しかし、終わりが近付けば近づくほど実はメリットがある。
薬物中毒の『愛玩犬』は毎日2回のお注射が必要だ。そして時間が経つほど1日の薬物の摂取量が増える
ヤクは快楽も刺激するし、『愛玩犬』の感度を上げて楽しむ為に、多めに注射する主人も多い。
それらは『愛玩犬』の自己の認知や精神崩壊が起きるのと反比例に、全身の力や反応速度といった身体能力の向上といったメリットがあるが、ヤクの摂取量が過度に多ければその分、耐用年数も減っていく。
藍原は2年目だ。
薬物の過剰摂取とセックスのし過ぎでイカれるスピードが尋常ではない。
だが、主人の命令には忠実に従うし、1日に何十回ヤっても無くならない底無しの体力で、主人の欲を膣で受け止める『愛玩犬』の需要は高い。特に妊娠しないのが良いと評判だ。
だが『犬』特製の薬物に耐えれる人間でしか『愛玩犬』が生産出来ないという効率の悪さから販売数には限りがあり、また売買でしか雇うことはできない。

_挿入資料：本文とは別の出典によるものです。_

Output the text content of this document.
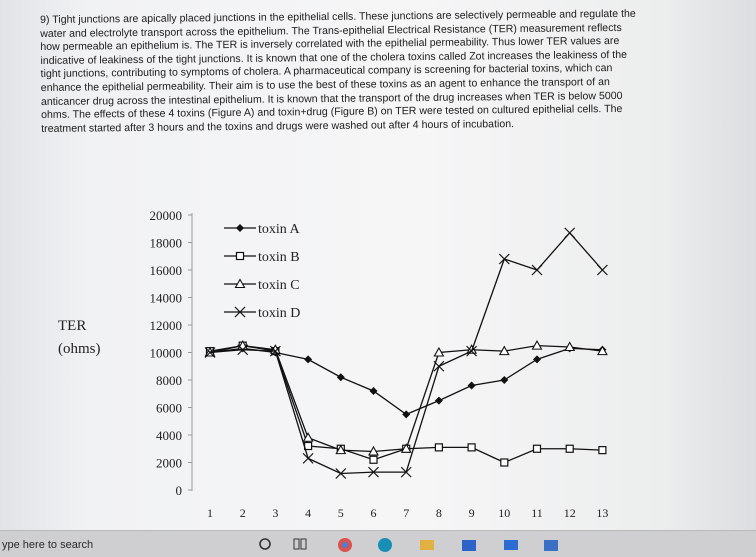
9) Tight junctions are apically placed junctions in the epithelial cells. These junctions are selectively permeable and regulate the water and electrolyte transport across the epithelium. The Trans-epithelial Electrical Resistance (TER) measurement reflects how permeable an epithelium is. The TER is inversely correlated with the epithelial permeability. Thus lower TER values are indicative of leakiness of the tight junctions. It is known that one of the cholera toxins called Zot increases the leakiness of the tight junctions, contributing to symptoms of cholera. A pharmaceutical company is screening for bacterial toxins, which can enhance the epithelial permeability. Their aim is to use the best of these toxins as an agent to enhance the transport of an anticancer drug across the intestinal epithelium. It is known that the transport of the drug increases when TER is below 5000 ohms. The effects of these 4 toxins (Figure A) and toxin+drug (Figure B) on TER were tested on cultured epithelial cells. The treatment started after 3 hours and the toxins and drugs were washed out after 4 hours of incubation.
TER
(ohms)
20000
18000
16000
14000
12000
10000
8000
6000
4000
2000
0
1 2 3 4 5 6 7 8 9 10 11 12 13
toxin A
toxin B
toxin C
toxin D
ype here to search
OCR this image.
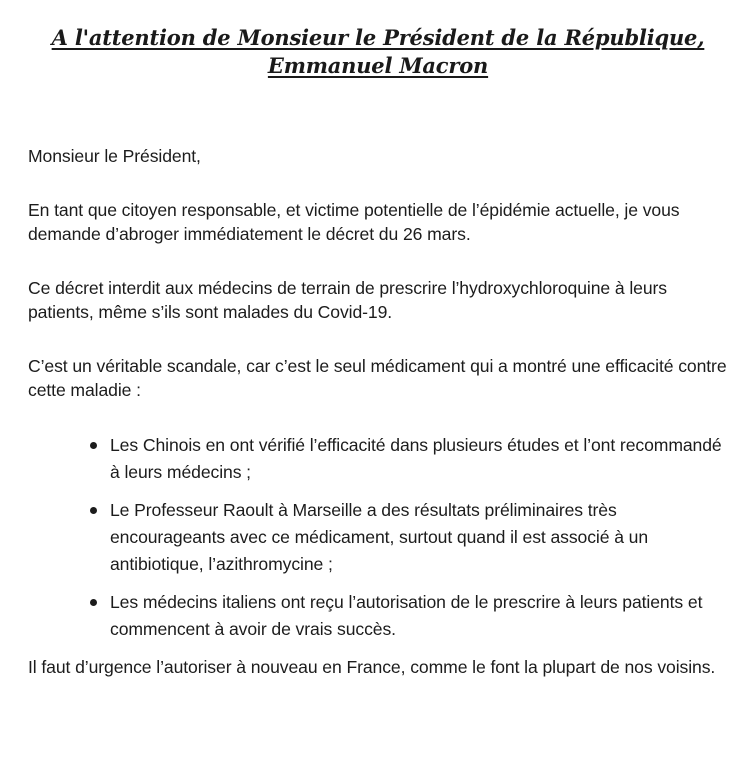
A l'attention de Monsieur le Président de la République, Emmanuel Macron

Monsieur le Président,

En tant que citoyen responsable, et victime potentielle de l’épidémie actuelle, je vous demande d’abroger immédiatement le décret du 26 mars.

Ce décret interdit aux médecins de terrain de prescrire l’hydroxychloroquine à leurs patients, même s’ils sont malades du Covid-19.

C’est un véritable scandale, car c’est le seul médicament qui a montré une efficacité contre cette maladie :

Les Chinois en ont vérifié l’efficacité dans plusieurs études et l’ont recommandé à leurs médecins ;
Le Professeur Raoult à Marseille a des résultats préliminaires très encourageants avec ce médicament, surtout quand il est associé à un antibiotique, l’azithromycine ;
Les médecins italiens ont reçu l’autorisation de le prescrire à leurs patients et commencent à avoir de vrais succès.

Il faut d’urgence l’autoriser à nouveau en France, comme le font la plupart de nos voisins.
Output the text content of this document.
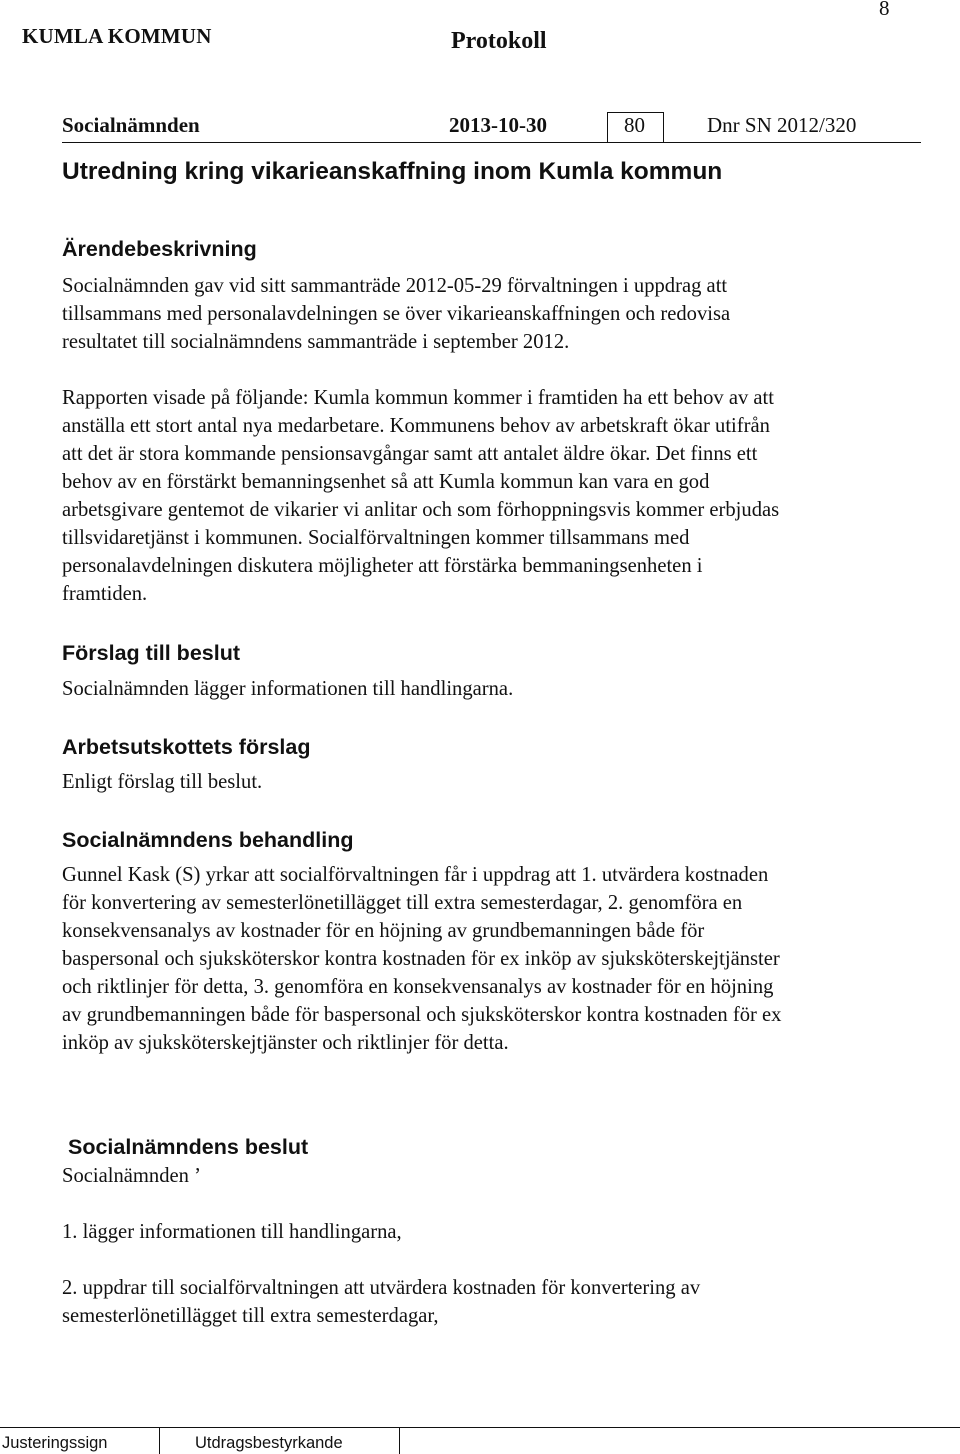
KUMLA KOMMUN	Protokoll
8
Socialnämnden	2013-10-30	80	Dnr SN 2012/320
Utredning kring vikarieanskaffning inom Kumla kommun
Ärendebeskrivning
Socialnämnden gav vid sitt sammanträde 2012-05-29 förvaltningen i uppdrag att
tillsammans med personalavdelningen se över vikarieanskaffningen och redovisa
resultatet till socialnämndens sammanträde i september 2012.
Rapporten visade på följande: Kumla kommun kommer i framtiden ha ett behov av att
anställa ett stort antal nya medarbetare. Kommunens behov av arbetskraft ökar utifrån
att det är stora kommande pensionsavgångar samt att antalet äldre ökar. Det finns ett
behov av en förstärkt bemanningsenhet så att Kumla kommun kan vara en god
arbetsgivare gentemot de vikarier vi anlitar och som förhoppningsvis kommer erbjudas
tillsvidaretjänst i kommunen. Socialförvaltningen kommer tillsammans med
personalavdelningen diskutera möjligheter att förstärka bemmaningsenheten i
framtiden.
Förslag till beslut
Socialnämnden lägger informationen till handlingarna.
Arbetsutskottets förslag
Enligt förslag till beslut.
Socialnämndens behandling
Gunnel Kask (S) yrkar att socialförvaltningen får i uppdrag att 1. utvärdera kostnaden
för konvertering av semesterlönetillägget till extra semesterdagar, 2. genomföra en
konsekvensanalys av kostnader för en höjning av grundbemanningen både för
baspersonal och sjuksköterskor kontra kostnaden för ex inköp av sjuksköterskejtjänster
och riktlinjer för detta, 3. genomföra en konsekvensanalys av kostnader för en höjning
av grundbemanningen både för baspersonal och sjuksköterskor kontra kostnaden för ex
inköp av sjuksköterskejtjänster och riktlinjer för detta.
Socialnämndens beslut
Socialnämnden ’
1. lägger informationen till handlingarna,
2. uppdrar till socialförvaltningen att utvärdera kostnaden för konvertering av
semesterlönetillägget till extra semesterdagar,
Justeringssign	Utdragsbestyrkande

それでも常に需要が供給を超えるのは、男たちの白い欲望には限りがないと言うことに違いはあるまい。
「・・・セックスか」
「したいの?」
「そりゃご主人様となら、ユキノもでしょ?」
「うん!!!」
顔を真っ赤にしながら、顔を高速に上下に振るユキノ。
「でもキメセクはやだな。よく言うじゃん、キメセクはヤクに依存してるだけで、本当の愛なんかないって。私は・・・ご主人様が大好きだから。そんなモノに頼らなくたって大丈夫だもん」
「そうね、私もそう思うわ」
少しだけ姉を見直したリオは、「さて、さっさと残りの奴らも殺すわよ」と続けた。
その時。
「あ、あの格好したらご主人様も少しは私たちに対してHな気分になってくれるかな?」
「え?」
リオが姉の指差す先に視線を向ける。
果たしてそこには。
無表情でサブマシンガンを握りしめるエロコスプレをした女たちがいた。
やはり馬鹿な姉にため息を付き、痴女たちとの第2ラウンドが始まった。